The science and math centers of the room are often found together and can include a long list of different materials. Some basic science materials include plants, rocks, magnifying glasses, sand and water play, and other outdoor items you can safely bring inside. Adding math to the mix, the center can include scales, counters, dice, and geo peg boards. When you add numbers and counting into the mix, almost anything can become an adequate math manipulative. The other great thing about filling these centers is that you can use the fabulous teacher discount codes you receive at a long list of supply stores to get your hands on some really valuable materials.

Literacy

The children will gain some exposure to literacy in the quinte area and library, but the literacy area should also incorporate writing exercises into the child’s day. Here, you can provide different writing implements like pencils and paper, chalk and small boards, computers, and even sand. Children gain so much from experimenting with writing on different materials. Muscle memory is an important part of the writing process and this is where repetition comes into play. Giving your students the opportunity to repeat the actions and motions of forming letters will help them master the writing process down the road.

Art

What childcare center would be complete without a little messy art center?

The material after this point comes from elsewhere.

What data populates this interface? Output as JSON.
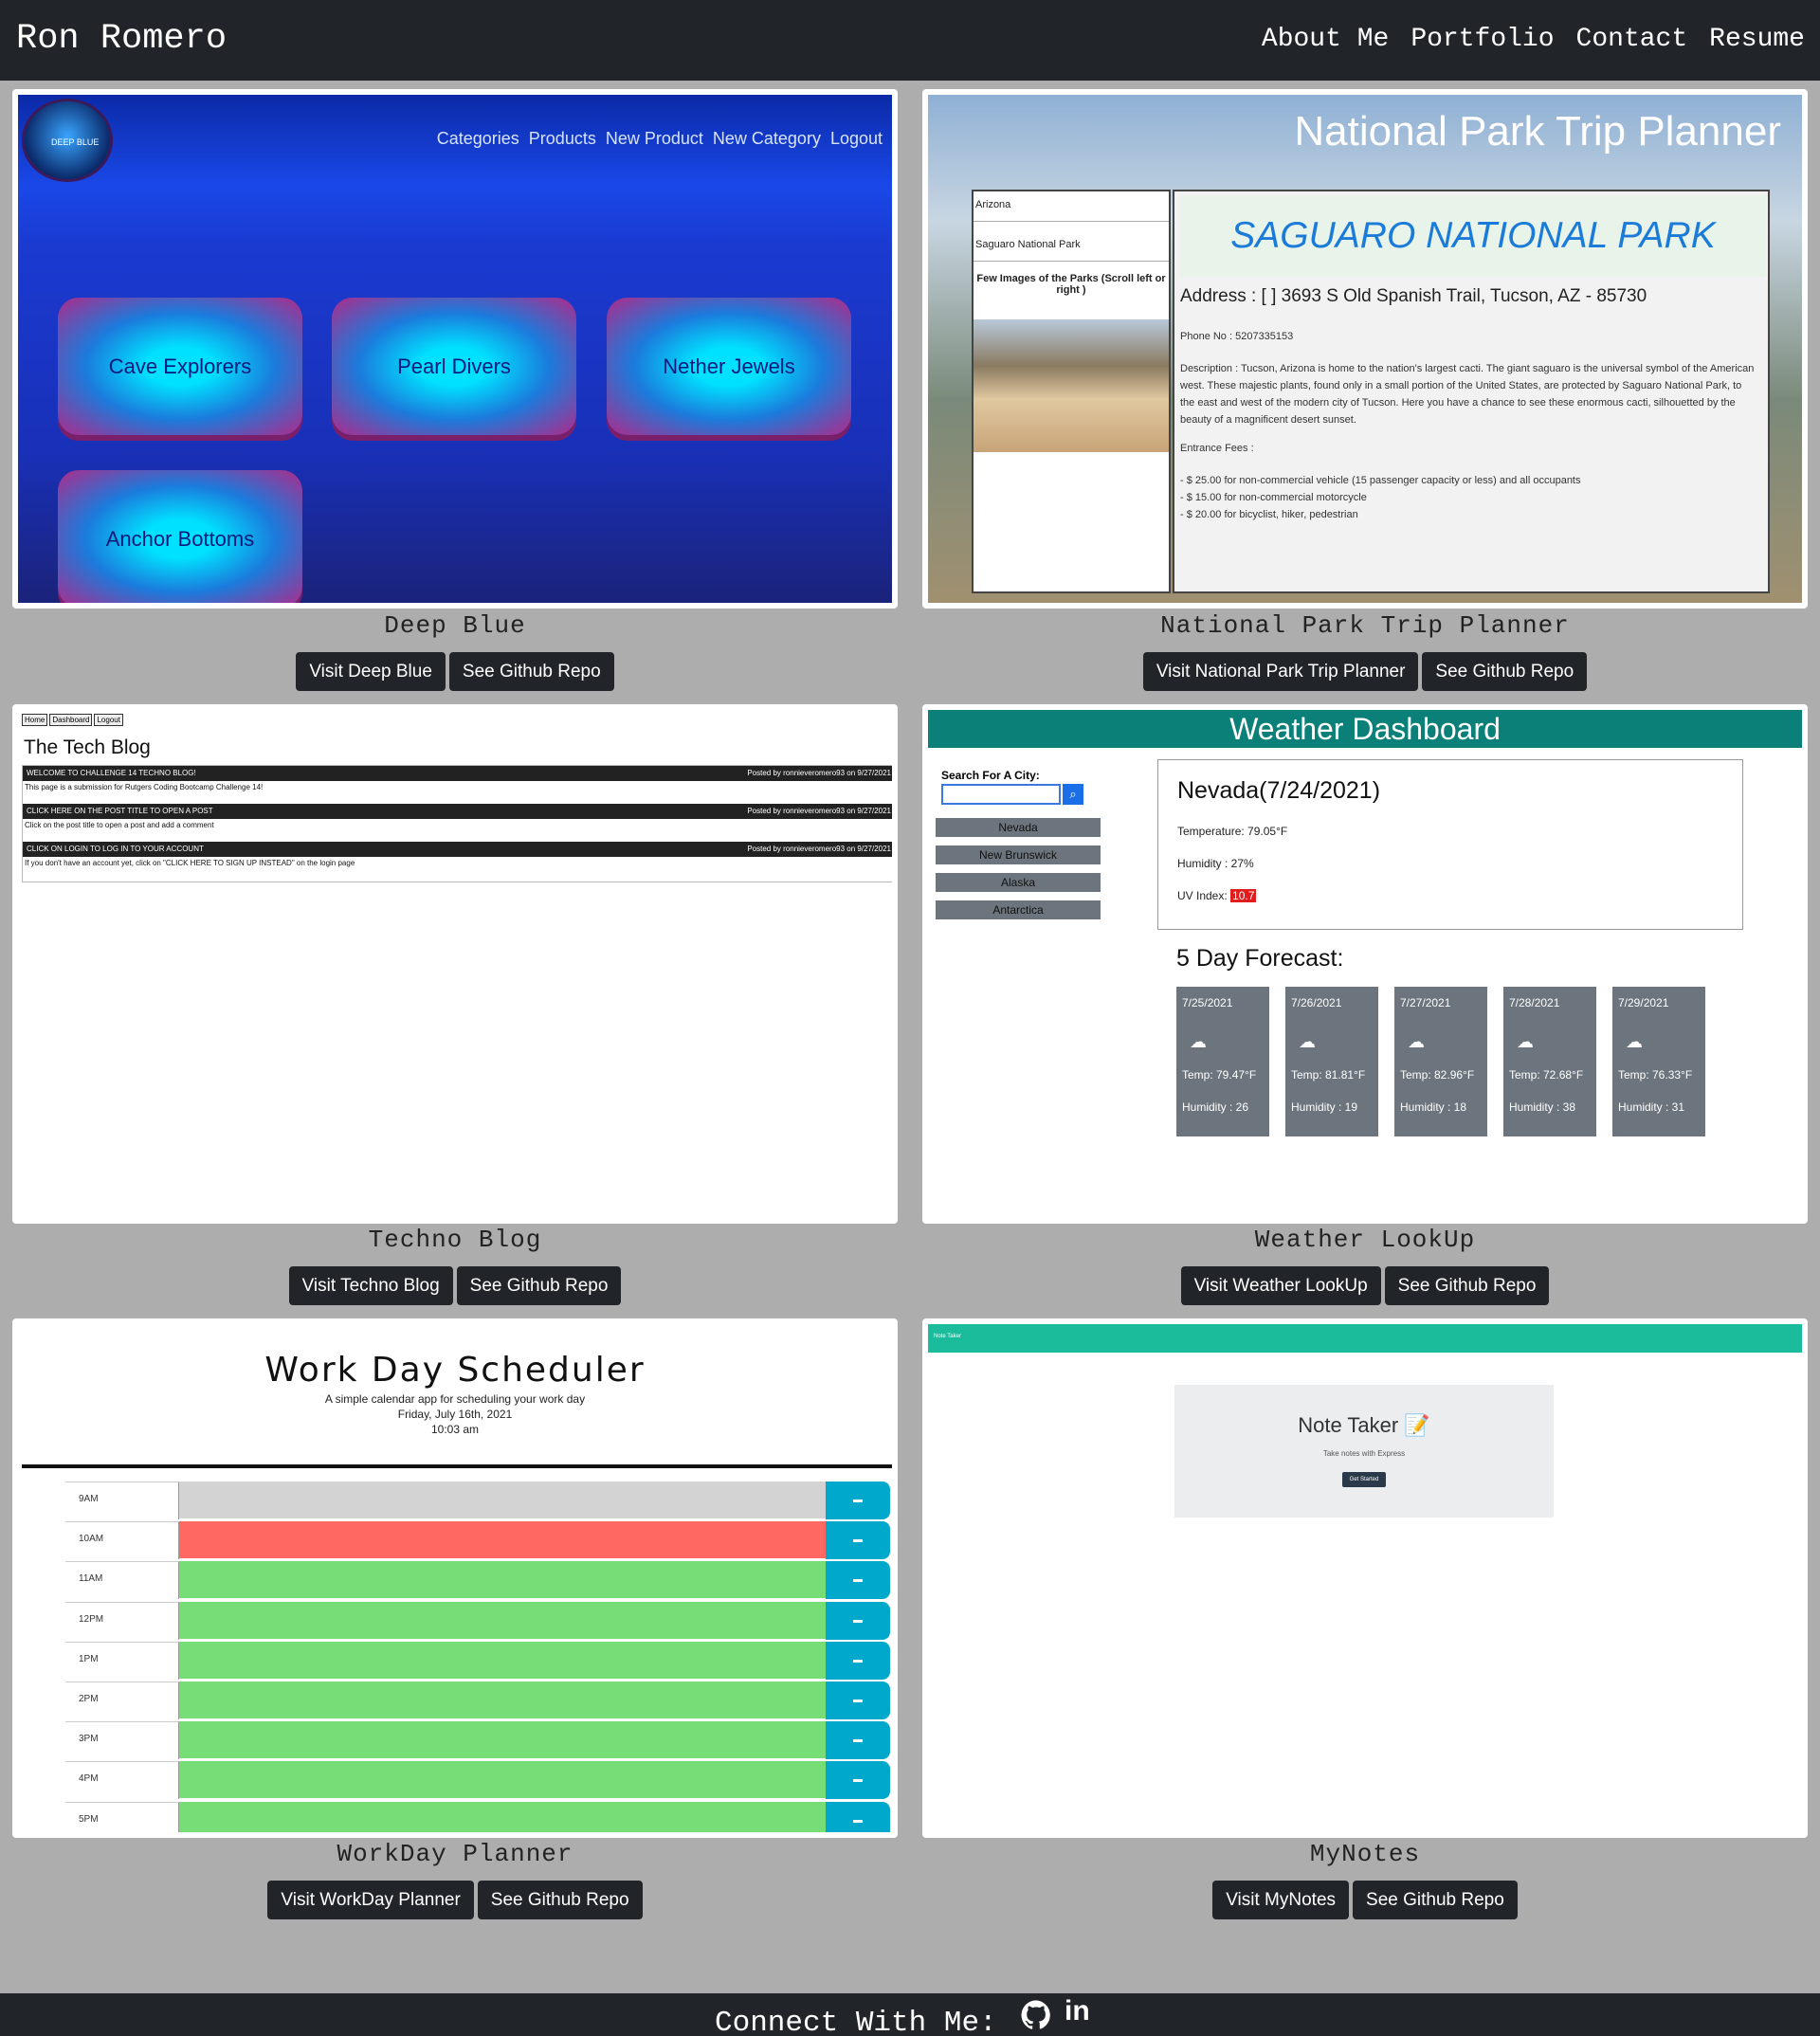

This area should be positioned near a sink and a floor that offers easy cleaning (not a carpet!) The options are truly endless when it comes to what you should include in your art center. After all, art is all about creativity and interpretation. Some classic ideas are blank pieces of paper in various sizes and colors, markers, crayons, and paint supplies. But you can expand this even more by adding clay, scissors, stencils, glue, feathers, tissue paper, and any other arts and crafts materials you have lying around. That’s another great thing about the art center – it’s the perfect place for scrap papers and materials that you think you’ll never use. Trust me, place them in the art center and your students will find a way to use them!

Keep the Children in Mind

When designing your classroom it’s important to keep the specific students in mind. What works one year may not work the next. Don’t get discouraged. This just means that your students require a different arrangement than the year prior. Once you understand the needs of your students, you can easily design a room that helps foster them as individual learners and as a group. Designing the classroom is the most enjoyable parts of the teaching process, so don’t stress about it and try to have fun!